Mudarrisi is the leader of the Organization of Islamic Action, which is a largely Karbala-based party. He founded it in 1979 before being forced by persecution to go to Iran. It was briefly part of the Supreme Council for Islamic Revolution in Iraq, but split over differences. It is accused of sending agents over into Iraq to blow things up (i.e. of terrorism) during the 1980s. It also had a Damascus branch, though, and wasn’t as close to Ayatollah Khamenei as the Hakims of SCIRI were. He came back to Iraq in April with a retinue of 60 men, and was arrested by the Mujahidin-i Khalq, who turned him over to the US. His brief incarceration provoked demonstrations in Karbala. He was released after 12 hours. Karbala has been roiled in recent weeks by a fight over the right to give the Friday sermon from the mosque attached to the shrine of Imam Husayn, between followers of Muqtada al-Sadr and followers of Grand Ayatollah Sistani (in the end they have decided to alternate). The OIA doesn’t seem to be involved and may lack the strength of these two other tendencies.

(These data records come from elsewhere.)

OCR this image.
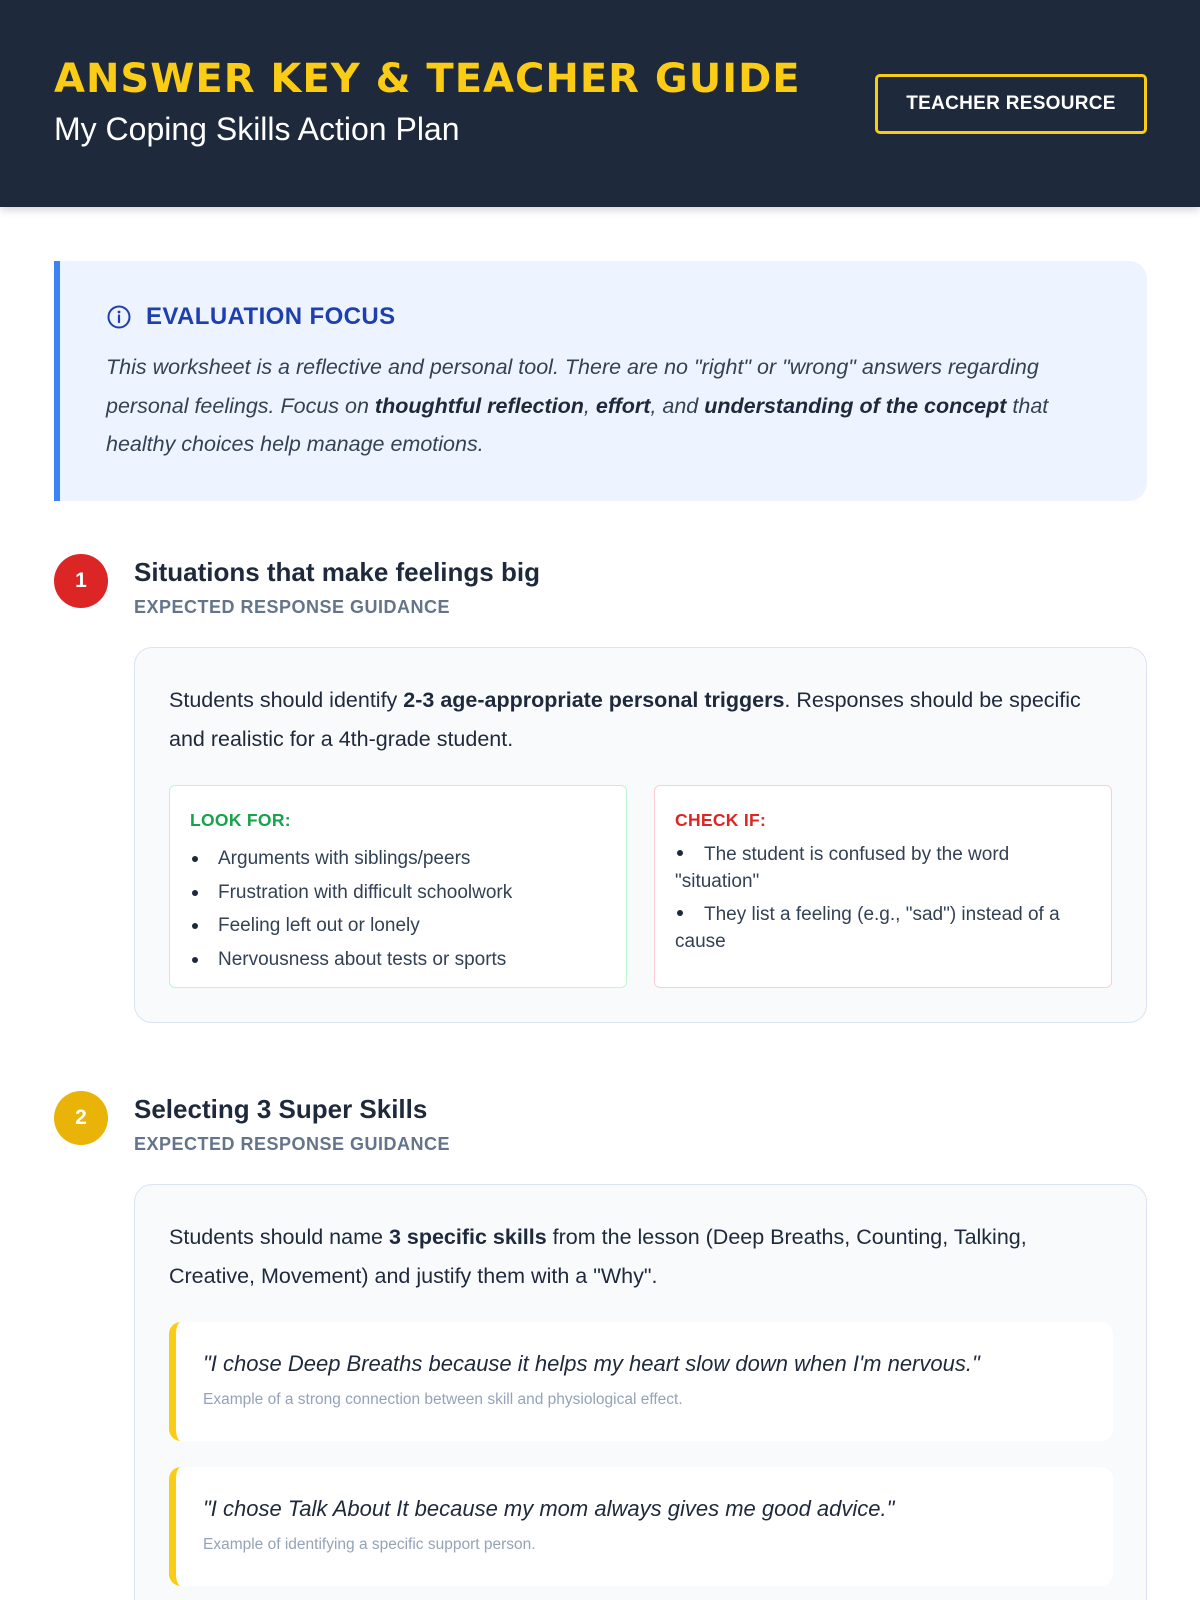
ANSWER KEY & TEACHER GUIDE
My Coping Skills Action Plan
TEACHER RESOURCE
EVALUATION FOCUS

This worksheet is a reflective and personal tool. There are no "right" or "wrong" answers regarding personal feelings. Focus on thoughtful reflection, effort, and understanding of the concept that healthy choices help manage emotions.

1	Situations that make feelings big
EXPECTED RESPONSE GUIDANCE

Students should identify 2-3 age-appropriate personal triggers. Responses should be specific and realistic for a 4th-grade student.

LOOK FOR:
Arguments with siblings/peers
Frustration with difficult schoolwork
Feeling left out or lonely
Nervousness about tests or sports
CHECK IF:
The student is confused by the word "situation"
They list a feeling (e.g., "sad") instead of a cause
2	Selecting 3 Super Skills
EXPECTED RESPONSE GUIDANCE

Students should name 3 specific skills from the lesson (Deep Breaths, Counting, Talking, Creative, Movement) and justify them with a "Why".

"I chose Deep Breaths because it helps my heart slow down when I'm nervous."
Example of a strong connection between skill and physiological effect.
"I chose Talk About It because my mom always gives me good advice."
Example of identifying a specific support person.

Al-Mudarrisi also told al-Hayat on Tuesday that it would be “suicide” for Shiites to launch attacks on the Americans, and he clearly thinks they are needed to provide order for the time being. It is not clear whether he fears the reestablishment of the Baath if they suddenly leave, or whether he is afraid that Muqtada al-Sadr will behave like a Lebanese warlord with militias, and plunge the country into civil war. His speech on Tuesday quoted by al-Zaman sounds moderate and almost Rousseauan, appealing to reason rather than primarily to revelation, and stressing Iraqi pluralism as an antidote to dictatorship or social chaos. It resembles a speech made by Muhammad Bahr al-`Ulum in Baghdad a couple of weeks ago, which also stressed pluralism. (Bahr al-`Ulum is now serving on the new Governing Council). But al-Mudarrisi appears to be terrified that the security situation in the country could deteriorate rapidly and decisively.